Climate change putting stress on food supply
Photo Credit: Climate Central
(NATIONAL) As temperatures, unusual weather patterns, and drought frequency increase, so does talk about them and how they are affecting the food supply.
Climate scientists say changes in climate are impacting agriculture both globally and in the United States.
According to research from Climate Central, a non-profit group of scientists, July is getting hotter here in the U.S.
That trend of warmer temperatures is also something Michigan and the Great Lakes region are experiencing year-round, says Jeff Andresen, the Climatologist for the state of Michigan and a professor at Michigan State University.
Andresen said this has led to a longer frost-free growing season for farmers in Michigan.
"We are seeing a gradual advance or earlier for the last freezing temperatures of the spring time and at the same time in the fall, we're seeing the first freezing temperatures of the fall season become a little bit later with time," Andresen told VNN.
An uptick in unusual rain events, like Michigan and the Great Lakes region saw in 2019, is a double-edged sword.
"For many of our annual crops and for our perennial crops we are less likely to run out of water, and water if you look up worldwide, that's the number one issue in terms of describing those jumps up and down in productivity year after year," Andresen said.

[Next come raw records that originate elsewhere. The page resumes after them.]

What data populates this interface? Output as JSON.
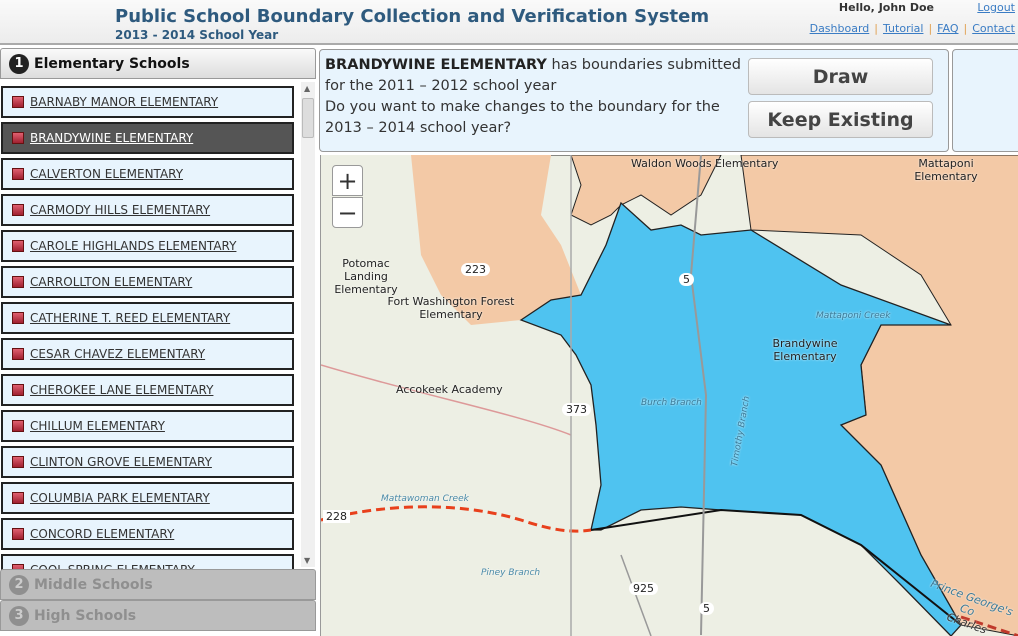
{
  "header": {
    "title": "Public School Boundary Collection and Verification System",
    "subtitle": "2013 - 2014 School Year",
    "greeting": "Hello, John Doe",
    "logout": "Logout",
    "nav": [
      "Dashboard",
      "Tutorial",
      "FAQ",
      "Contact"
    ]
  },
  "sidebar": {
    "sections": [
      {
        "num": "1",
        "label": "Elementary Schools"
      },
      {
        "num": "2",
        "label": "Middle Schools"
      },
      {
        "num": "3",
        "label": "High Schools"
      }
    ],
    "schools": [
      "BARNABY MANOR ELEMENTARY",
      "BRANDYWINE ELEMENTARY",
      "CALVERTON ELEMENTARY",
      "CARMODY HILLS ELEMENTARY",
      "CAROLE HIGHLANDS ELEMENTARY",
      "CARROLLTON ELEMENTARY",
      "CATHERINE T. REED ELEMENTARY",
      "CESAR CHAVEZ ELEMENTARY",
      "CHEROKEE LANE ELEMENTARY",
      "CHILLUM ELEMENTARY",
      "CLINTON GROVE ELEMENTARY",
      "COLUMBIA PARK ELEMENTARY",
      "CONCORD ELEMENTARY",
      "COOL SPRING ELEMENTARY"
    ],
    "selected": "BRANDYWINE ELEMENTARY"
  },
  "prompt": {
    "school": "BRANDYWINE ELEMENTARY",
    "line1": " has boundaries submitted for the 2011 – 2012 school year",
    "line2": "Do you want to make changes to the boundary for the 2013 – 2014 school year?",
    "draw": "Draw",
    "keep": "Keep Existing"
  },
  "map": {
    "zoom_in": "+",
    "zoom_out": "−",
    "labels": [
      "Waldon Woods Elementary",
      "Mattaponi Elementary",
      "Potomac Landing Elementary",
      "Fort Washington Forest Elementary",
      "Brandywine Elementary",
      "Accokeek Academy",
      "223",
      "5",
      "373",
      "228",
      "925",
      "5",
      "Mattawoman Creek",
      "Piney Branch",
      "Burch Branch",
      "Timothy Branch",
      "Mattaponi Creek",
      "Prince George's Co",
      "Charles"
    ]
  },
  "colors": {
    "boundary": "#4fc3f0",
    "neighbor": "#f5c6a0",
    "accent": "#2e5a7e"
  }
}
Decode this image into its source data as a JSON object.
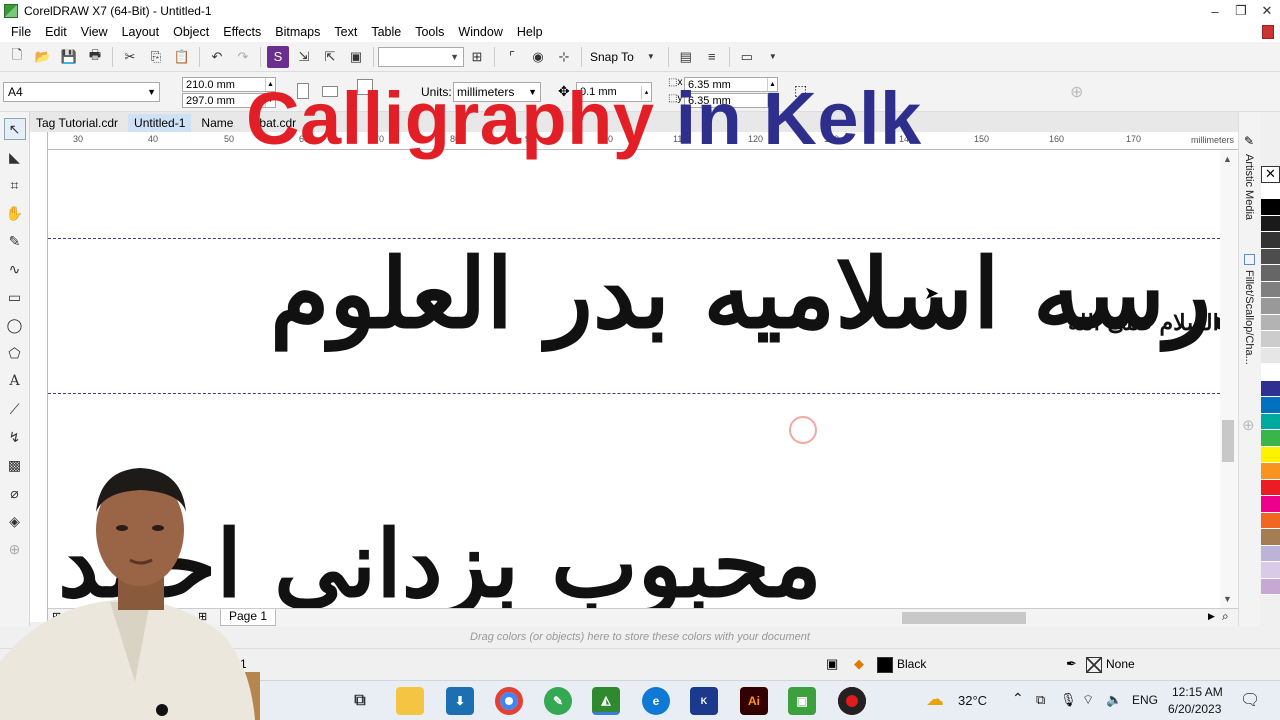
{
  "window": {
    "title": "CorelDRAW X7 (64-Bit) - Untitled-1",
    "controls": [
      "–",
      "❐",
      "✕"
    ]
  },
  "menu": [
    "File",
    "Edit",
    "View",
    "Layout",
    "Object",
    "Effects",
    "Bitmaps",
    "Text",
    "Table",
    "Tools",
    "Window",
    "Help"
  ],
  "toolbar": {
    "snap_to": "Snap To"
  },
  "propbar": {
    "page_size": "A4",
    "width": "210.0 mm",
    "height": "297.0 mm",
    "units_label": "Units:",
    "units_value": "millimeters",
    "nudge": "0.1 mm",
    "dup_x": "6.35 mm",
    "dup_y": "6.35 mm"
  },
  "overlay": {
    "part1": "Calligraphy",
    "part2": "in Kelk"
  },
  "doc_tabs": [
    "Tag Tutorial.cdr",
    "Untitled-1",
    "Name",
    "tabat.cdr"
  ],
  "ruler": {
    "numbers": [
      "30",
      "40",
      "50",
      "60",
      "70",
      "80",
      "90",
      "100",
      "110",
      "120",
      "130",
      "140",
      "150",
      "160",
      "170"
    ],
    "unit": "millimeters"
  },
  "canvas": {
    "line1": "مدرسه اسلامیه بدر العلوم",
    "small_text": "علیه السلام صلی الله",
    "line2": "محبوب بزدانی احمد"
  },
  "dockers": {
    "artistic_media": "Artistic Media",
    "fillet": "Fillet/Scallop/Cha..."
  },
  "palette": [
    "#ffffff",
    "#000000",
    "#1a1a1a",
    "#333333",
    "#4d4d4d",
    "#666666",
    "#808080",
    "#999999",
    "#b3b3b3",
    "#cccccc",
    "#e6e6e6",
    "#ffffff",
    "#2e3192",
    "#0071bc",
    "#00a99d",
    "#39b54a",
    "#fff200",
    "#f7931e",
    "#ed1c24",
    "#ec008c",
    "#f26522",
    "#a67c52",
    "#bdb3d9",
    "#d9cbe8",
    "#c7a8d4"
  ],
  "pagebar": {
    "page_label": "Page 1"
  },
  "colorwell_hint": "Drag colors (or objects) here to store these colors with your document",
  "status": {
    "left_text": "1",
    "fill_label": "Black",
    "outline_label": "None"
  },
  "taskbar": {
    "temperature": "32°C",
    "language": "ENG",
    "time": "12:15 AM",
    "date": "6/20/2023"
  }
}
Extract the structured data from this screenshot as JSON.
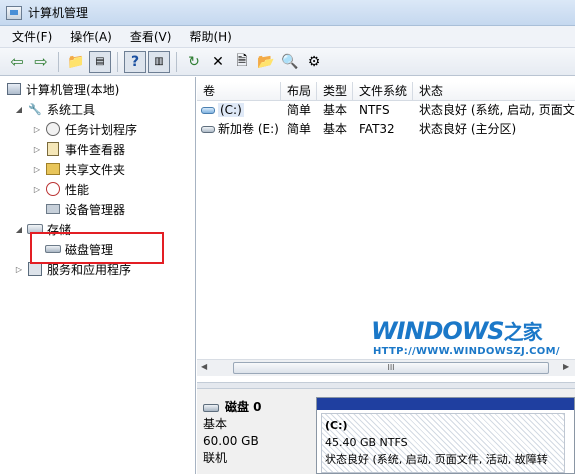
{
  "window": {
    "title": "计算机管理"
  },
  "menu": [
    "文件(F)",
    "操作(A)",
    "查看(V)",
    "帮助(H)"
  ],
  "toolbar": {
    "icons": [
      "back-arrow-icon",
      "forward-arrow-icon",
      "up-folder-icon",
      "show-tree-icon",
      "help-icon",
      "action-pane-icon",
      "refresh-icon",
      "delete-icon",
      "properties-icon",
      "open-icon",
      "search-icon",
      "settings-icon"
    ]
  },
  "tree": {
    "root": "计算机管理(本地)",
    "system_tools": "系统工具",
    "task_scheduler": "任务计划程序",
    "event_viewer": "事件查看器",
    "shared_folders": "共享文件夹",
    "performance": "性能",
    "device_manager": "设备管理器",
    "storage": "存储",
    "disk_management": "磁盘管理",
    "services": "服务和应用程序"
  },
  "volume_list": {
    "columns": [
      "卷",
      "布局",
      "类型",
      "文件系统",
      "状态"
    ],
    "rows": [
      {
        "volume": "(C:)",
        "layout": "简单",
        "type": "基本",
        "fs": "NTFS",
        "status": "状态良好 (系统, 启动, 页面文件"
      },
      {
        "volume": "新加卷 (E:)",
        "layout": "简单",
        "type": "基本",
        "fs": "FAT32",
        "status": "状态良好 (主分区)"
      }
    ]
  },
  "scroll": {
    "thumb_glyph": "III"
  },
  "disk": {
    "name": "磁盘 0",
    "kind": "基本",
    "size": "60.00 GB",
    "state": "联机",
    "partition": {
      "label": "(C:)",
      "detail": "45.40 GB NTFS",
      "status": "状态良好 (系统, 启动, 页面文件, 活动, 故障转"
    }
  },
  "watermark": {
    "logo": "WINDOWS",
    "logo_cn": "之家",
    "url": "HTTP://WWW.WINDOWSZJ.COM/"
  }
}
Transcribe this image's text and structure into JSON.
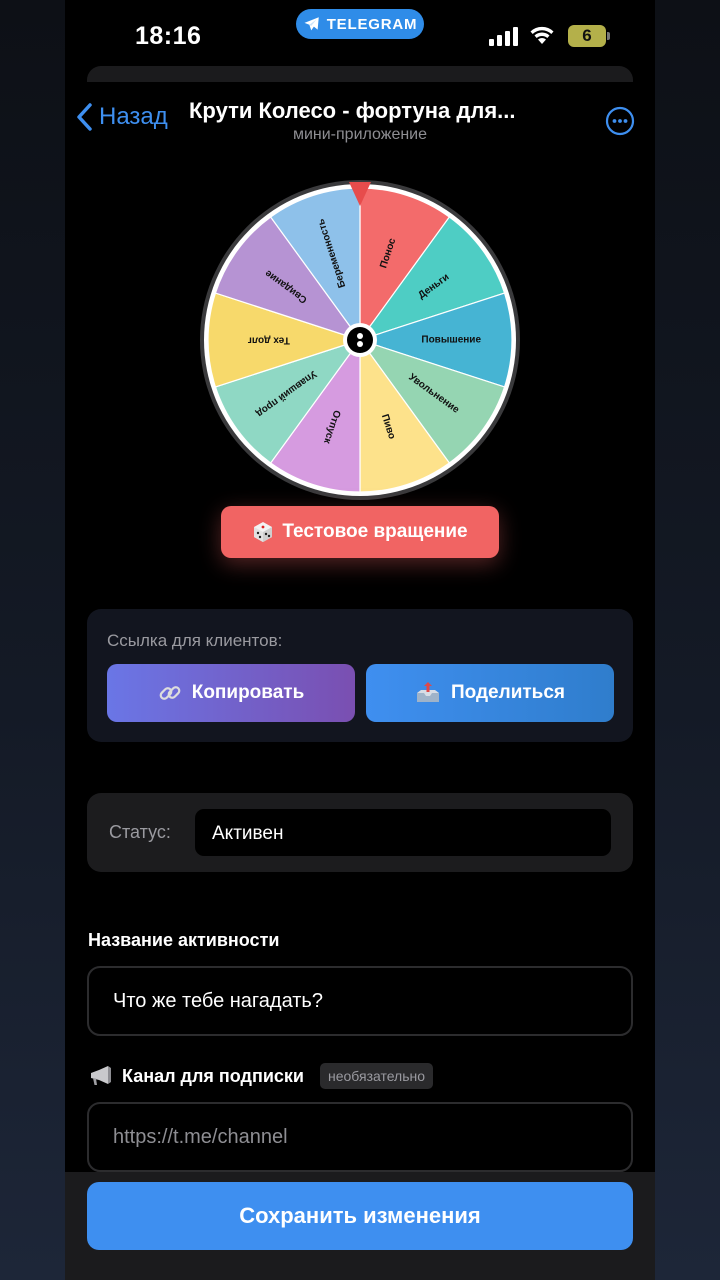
{
  "status_bar": {
    "time": "18:16",
    "telegram_label": "TELEGRAM",
    "battery": "6"
  },
  "header": {
    "back_label": "Назад",
    "title": "Крути Колесо - фортуна для...",
    "subtitle": "мини-приложение"
  },
  "wheel": {
    "segments": [
      {
        "label": "Понос",
        "color": "#f36b6b"
      },
      {
        "label": "Деньги",
        "color": "#4ecdc4"
      },
      {
        "label": "Повышение",
        "color": "#46b4d3"
      },
      {
        "label": "Увольнение",
        "color": "#95d5b2"
      },
      {
        "label": "Пиво",
        "color": "#fde28b"
      },
      {
        "label": "Отпуск",
        "color": "#d69be0"
      },
      {
        "label": "Упавший прод",
        "color": "#8fd8c4"
      },
      {
        "label": "Тех долг",
        "color": "#f7d96b"
      },
      {
        "label": "Свидание",
        "color": "#b693d3"
      },
      {
        "label": "Беременность",
        "color": "#8ec1ea"
      }
    ],
    "spin_button_label": "Тестовое вращение"
  },
  "link_card": {
    "label": "Ссылка для клиентов:",
    "copy_label": "Копировать",
    "share_label": "Поделиться"
  },
  "status": {
    "label": "Статус:",
    "value": "Активен"
  },
  "activity": {
    "title": "Название активности",
    "value": "Что же тебе нагадать?"
  },
  "channel": {
    "title": "Канал для подписки",
    "optional": "необязательно",
    "placeholder": "https://t.me/channel"
  },
  "save_label": "Сохранить изменения",
  "colors": {
    "accent": "#3e8ff0",
    "spin": "#f16463"
  }
}
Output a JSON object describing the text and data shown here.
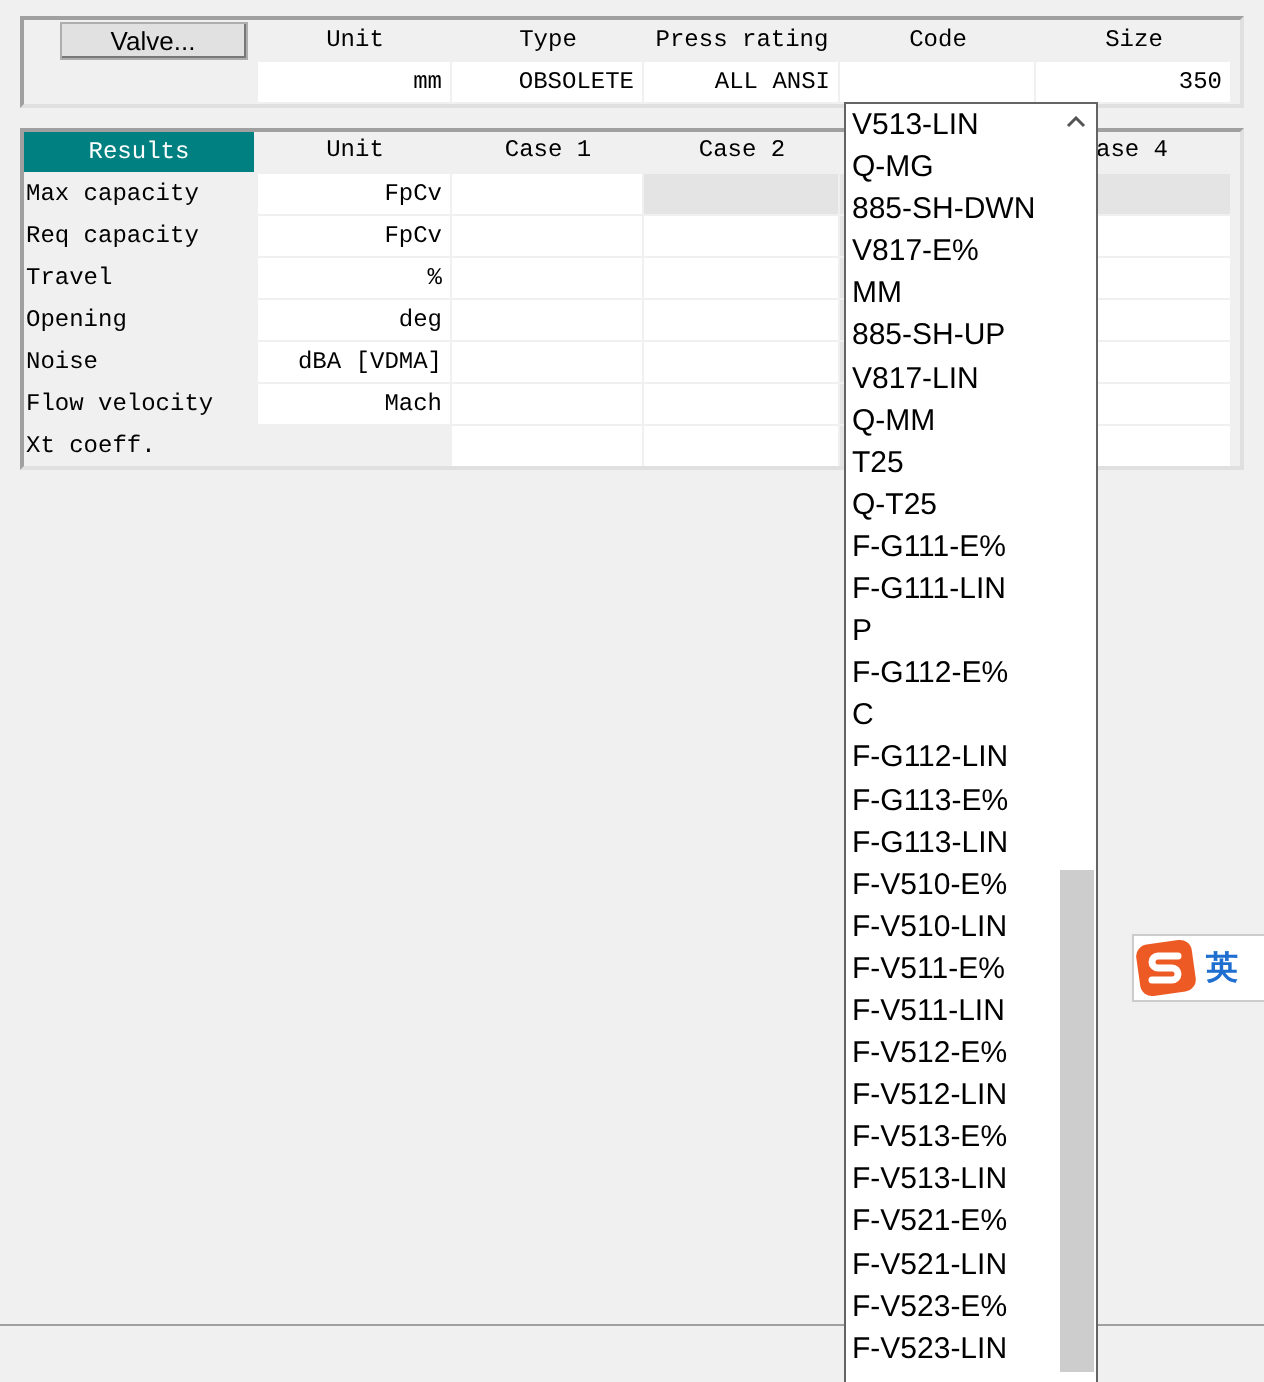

He said 2019 was the wettest year Michigan had in more than 100 years and that it caused problems for agriculture in the state.
"We had a record amount of crop that never went in the ground and at the same season, amazingly you talk about irony, that fall we also had one of the wettest falls on record," Anderson said. "And what was there and what had been planted we had really serious difficulty getting it out in harvesting because it was too wet."
Drought conditions have since increased in Michigan, with severe drought conditions impacting the state May through July of this year.
The scientists at Climate Central and Andresen said temperatures are expected to keep rising, and there are concerns about less precipitation overall, especially beyond 2050.
Andresen said rising temperatures and lower amounts of precipitation will lead to an increased demand for the water that is available because water evaporates more quickly into the environment when the temperatures are higher.
"It's used more quickly and again that's how the plant cools itself," Andresen said. "That's the major purpose of all of this water uptake by the plant is to keep its leaves and operating temperatures within some range of operation and if the water goes, so goes the cooling and the plant ultimately shuts down or becomes less productive and we don't get as much of yield."
Two crops that could be greatly impacted by heat and drought are corn and soybean.
Climate Central said projections show that after 2050, corn yields in the U.S. could be 7 percent lower than their current average and soybean yields could be 9 percent lower.
When it comes to slowing down the impacts of climate change on areas like agriculture, Andresen said the only option is to look at the root of the problem.
"The root of the problem if we're gonna have any chance at slowing it down or maybe someday in the future to reverse it, we've got to take some of these compounds, some of these greenhouse gasses, certainly reduce what we're emitting and take some of those that are already in the atmosphere out," Andresen said.